The Singh Twins’ Latest Exhibition Uses Indian Textiles To Link The Past To The Present
One look at their canvases, and you’ll be enthralled for hours, noticing the intricate details and several stories hidden in one artwork – such is the beauty of The Singh Twins’ creations. Their new exhibition Slaves Of Fashion – that binds together themes of consumerism, ethical trade, luxury and environmental issues – explores history and fashion, spotlighting the connection between the making of Indian textiles and slavery.
“The fact that India traded both goods and slaves, something that is commonly associated with the Western hemisphere, was both a shock and a revelation to us. We were inspired to find out more and discovered how the history of Indian textiles mirrors the global story of slavery, fashion and luxury lifestyle,” say the duo on the genesis of the show. From chintz and phulkari to cotton and indigo, the series takes a close look at the making of these textiles and materials, using images of famous females from history to further enhance each artwork. Made both by hand and through digital imagery (each piece took several hundred hours to complete) the works in this exhibition celebrate the best, and the worst, of fashion.
Singh twins speak:
On the title “It’s a reflection of how, in our modern, materialistic, commodity-driven society, we are all ‘slaves to fashion’ – largely buying into current trends, services and goods without thinking of or even being aware of the negative human and environmental cost. As such, it enabled us to convey the connections between past and present.”

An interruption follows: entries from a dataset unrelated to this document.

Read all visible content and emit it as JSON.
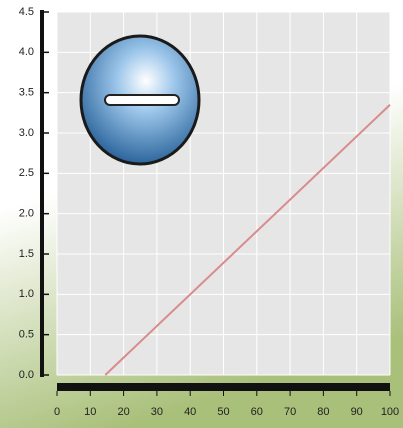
{
  "chart_data": {
    "type": "line",
    "x": [
      14.5,
      100
    ],
    "values": [
      0,
      3.35
    ],
    "color": "#d98c8c",
    "xlim": [
      0,
      100
    ],
    "xticks": [
      0,
      10,
      20,
      30,
      40,
      50,
      60,
      70,
      80,
      90,
      100
    ],
    "ylim": [
      0,
      4.5
    ],
    "yticks": [
      {
        "value": 0,
        "label": "0.0"
      },
      0.5,
      {
        "value": 1,
        "label": "1.0"
      },
      1.5,
      {
        "value": 2,
        "label": "2.0"
      },
      2.5,
      {
        "value": 3,
        "label": "3.0"
      },
      3.5,
      {
        "value": 4,
        "label": "4.0"
      },
      4.5
    ],
    "grid": true
  }
}
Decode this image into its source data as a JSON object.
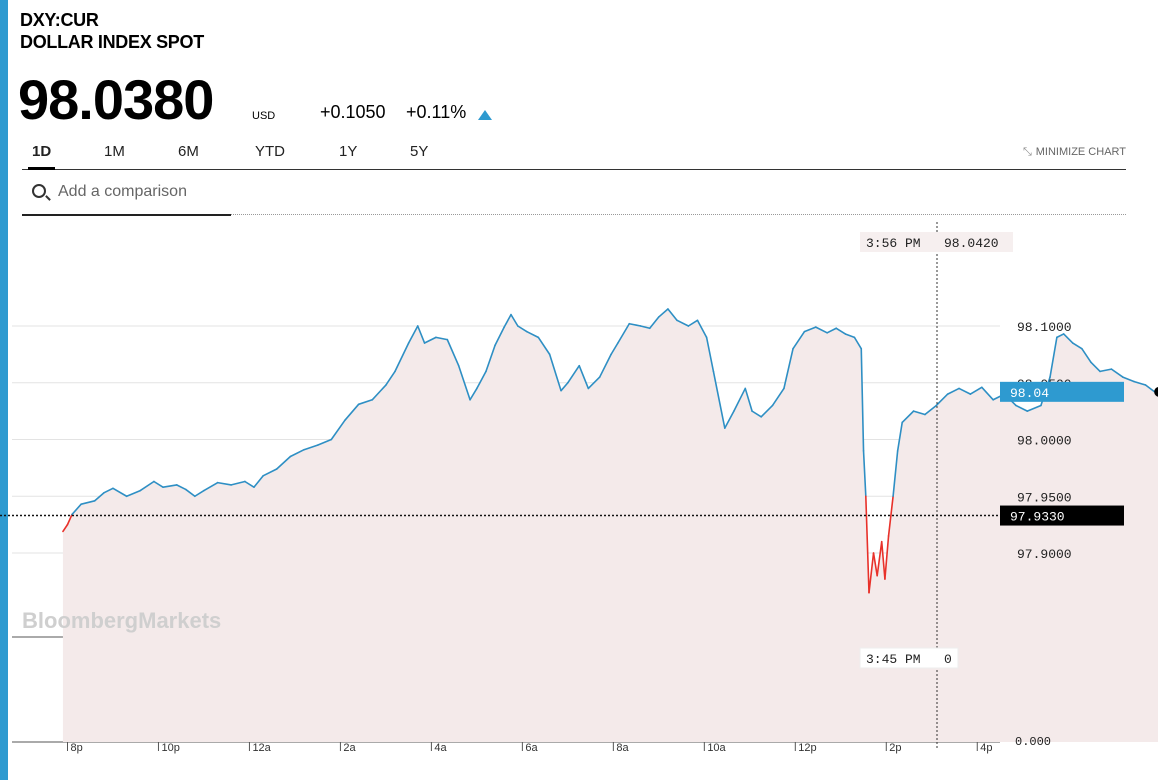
{
  "header": {
    "ticker": "DXY:CUR",
    "name": "DOLLAR INDEX SPOT",
    "price": "98.0380",
    "currency": "USD",
    "change": "+0.1050",
    "change_pct": "+0.11%",
    "direction_icon": "triangle-up-icon"
  },
  "range_tabs": [
    {
      "label": "1D",
      "active": true
    },
    {
      "label": "1M",
      "active": false
    },
    {
      "label": "6M",
      "active": false
    },
    {
      "label": "YTD",
      "active": false
    },
    {
      "label": "1Y",
      "active": false
    },
    {
      "label": "5Y",
      "active": false
    }
  ],
  "minimize": {
    "label": "MINIMIZE CHART",
    "icon": "compress-arrows-icon"
  },
  "search": {
    "placeholder": "Add a comparison",
    "icon": "search-icon"
  },
  "watermark": "BloombergMarkets",
  "colors": {
    "accent": "#2e9ad0",
    "line_up": "#2e8fc4",
    "line_down": "#e8312a",
    "area_fill": "#f4eaea",
    "last_price_label": "#2e9ad0"
  },
  "chart_data": {
    "type": "line",
    "title": "",
    "xlabel": "",
    "ylabel": "",
    "ylim": [
      97.85,
      98.13
    ],
    "y_ticks": [
      "98.1000",
      "98.0500",
      "98.0000",
      "97.9500",
      "97.9000"
    ],
    "x_ticks": [
      "8p",
      "10p",
      "12a",
      "2a",
      "4a",
      "6a",
      "8a",
      "10a",
      "12p",
      "2p",
      "4p"
    ],
    "x_tick_hours": [
      20,
      22,
      24,
      26,
      28,
      30,
      32,
      34,
      36,
      38,
      40
    ],
    "x_range_hours": [
      19.0,
      40.5
    ],
    "previous_close": 97.933,
    "previous_close_label": "97.9330",
    "last_value_label": "98.04",
    "hover_top": {
      "time": "3:56 PM",
      "value": "98.0420"
    },
    "volume_panel": {
      "time": "3:45 PM",
      "value": "0",
      "axis_label": "0.000"
    },
    "grid": true,
    "legend": "none",
    "series": [
      {
        "points": [
          [
            19.9,
            97.919
          ],
          [
            20.0,
            97.925
          ],
          [
            20.1,
            97.934
          ],
          [
            20.3,
            97.943
          ],
          [
            20.6,
            97.946
          ],
          [
            20.8,
            97.953
          ],
          [
            21.0,
            97.957
          ],
          [
            21.3,
            97.95
          ],
          [
            21.6,
            97.955
          ],
          [
            21.9,
            97.963
          ],
          [
            22.1,
            97.958
          ],
          [
            22.4,
            97.96
          ],
          [
            22.6,
            97.956
          ],
          [
            22.8,
            97.95
          ],
          [
            23.0,
            97.955
          ],
          [
            23.3,
            97.962
          ],
          [
            23.6,
            97.96
          ],
          [
            23.9,
            97.963
          ],
          [
            24.1,
            97.958
          ],
          [
            24.3,
            97.968
          ],
          [
            24.6,
            97.974
          ],
          [
            24.9,
            97.985
          ],
          [
            25.2,
            97.991
          ],
          [
            25.5,
            97.995
          ],
          [
            25.8,
            98.0
          ],
          [
            26.1,
            98.017
          ],
          [
            26.4,
            98.031
          ],
          [
            26.7,
            98.035
          ],
          [
            27.0,
            98.048
          ],
          [
            27.2,
            98.06
          ],
          [
            27.5,
            98.085
          ],
          [
            27.7,
            98.1
          ],
          [
            27.85,
            98.085
          ],
          [
            28.1,
            98.09
          ],
          [
            28.35,
            98.088
          ],
          [
            28.6,
            98.065
          ],
          [
            28.85,
            98.035
          ],
          [
            29.0,
            98.045
          ],
          [
            29.2,
            98.06
          ],
          [
            29.4,
            98.083
          ],
          [
            29.6,
            98.099
          ],
          [
            29.75,
            98.11
          ],
          [
            29.9,
            98.1
          ],
          [
            30.1,
            98.095
          ],
          [
            30.35,
            98.09
          ],
          [
            30.6,
            98.075
          ],
          [
            30.85,
            98.043
          ],
          [
            31.0,
            98.05
          ],
          [
            31.25,
            98.065
          ],
          [
            31.45,
            98.045
          ],
          [
            31.7,
            98.055
          ],
          [
            31.95,
            98.075
          ],
          [
            32.1,
            98.085
          ],
          [
            32.35,
            98.102
          ],
          [
            32.6,
            98.1
          ],
          [
            32.8,
            98.098
          ],
          [
            33.0,
            98.108
          ],
          [
            33.2,
            98.115
          ],
          [
            33.4,
            98.105
          ],
          [
            33.65,
            98.1
          ],
          [
            33.85,
            98.105
          ],
          [
            34.05,
            98.09
          ],
          [
            34.2,
            98.06
          ],
          [
            34.35,
            98.03
          ],
          [
            34.45,
            98.01
          ],
          [
            34.65,
            98.025
          ],
          [
            34.9,
            98.045
          ],
          [
            35.05,
            98.025
          ],
          [
            35.25,
            98.02
          ],
          [
            35.5,
            98.03
          ],
          [
            35.75,
            98.045
          ],
          [
            35.95,
            98.08
          ],
          [
            36.2,
            98.095
          ],
          [
            36.45,
            98.099
          ],
          [
            36.7,
            98.094
          ],
          [
            36.9,
            98.098
          ],
          [
            37.1,
            98.093
          ],
          [
            37.3,
            98.09
          ],
          [
            37.45,
            98.08
          ],
          [
            37.5,
            97.99
          ],
          [
            37.55,
            97.95
          ],
          [
            37.62,
            97.865
          ],
          [
            37.72,
            97.9
          ],
          [
            37.8,
            97.88
          ],
          [
            37.9,
            97.91
          ],
          [
            37.97,
            97.877
          ],
          [
            38.05,
            97.915
          ],
          [
            38.15,
            97.95
          ],
          [
            38.25,
            97.99
          ],
          [
            38.35,
            98.015
          ],
          [
            38.6,
            98.025
          ],
          [
            38.85,
            98.022
          ],
          [
            39.1,
            98.03
          ],
          [
            39.35,
            98.04
          ],
          [
            39.6,
            98.045
          ],
          [
            39.85,
            98.04
          ],
          [
            40.1,
            98.046
          ],
          [
            40.35,
            98.035
          ],
          [
            40.6,
            98.04
          ],
          [
            40.85,
            98.03
          ],
          [
            41.1,
            98.025
          ],
          [
            41.4,
            98.03
          ],
          [
            41.6,
            98.055
          ],
          [
            41.75,
            98.09
          ],
          [
            41.9,
            98.093
          ],
          [
            42.1,
            98.085
          ],
          [
            42.3,
            98.08
          ],
          [
            42.5,
            98.068
          ],
          [
            42.7,
            98.06
          ],
          [
            42.95,
            98.062
          ],
          [
            43.2,
            98.055
          ],
          [
            43.45,
            98.051
          ],
          [
            43.7,
            98.048
          ],
          [
            43.9,
            98.042
          ],
          [
            44.0,
            98.042
          ]
        ]
      }
    ]
  }
}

On portraying females through time “Our research revealed that, since time immemorial, women have played a significant role in the history, culture and politics of trade surrounding the story of Indian textiles. At the same time, we were mindful that 2018 marked 100 years of voting rights for women in Britain. We wanted to commemorate this important event through this new series.”
Favourite fashion eras “This would have to be the Indian Mughal and the British Tudor periods because of their spectacular court fashion. The clothes were absolutely exquisite and the attention to detail was second to none – not to mention the fabulous jewellery that went with them!”
Message to viewers “A key aim was to show how the present-day exploitation of human and natural resources driven by consumerism is similar to imperialist capitalism. We wanted to provoke the question: if modern society finds trade practices associated with colonialism morally unacceptable, then how can it allow similar practices to continue today? Ultimately, we hope viewers are encouraged to think more about their responsibilities as consumers and how (through their buying power) they can affect positive change, ensuring better protection for workers and the environment alike.”
Slaves Of Fashion is on display at Walker Art Gallery, Liverpool until May 28, 2018 and will tour throughout the year.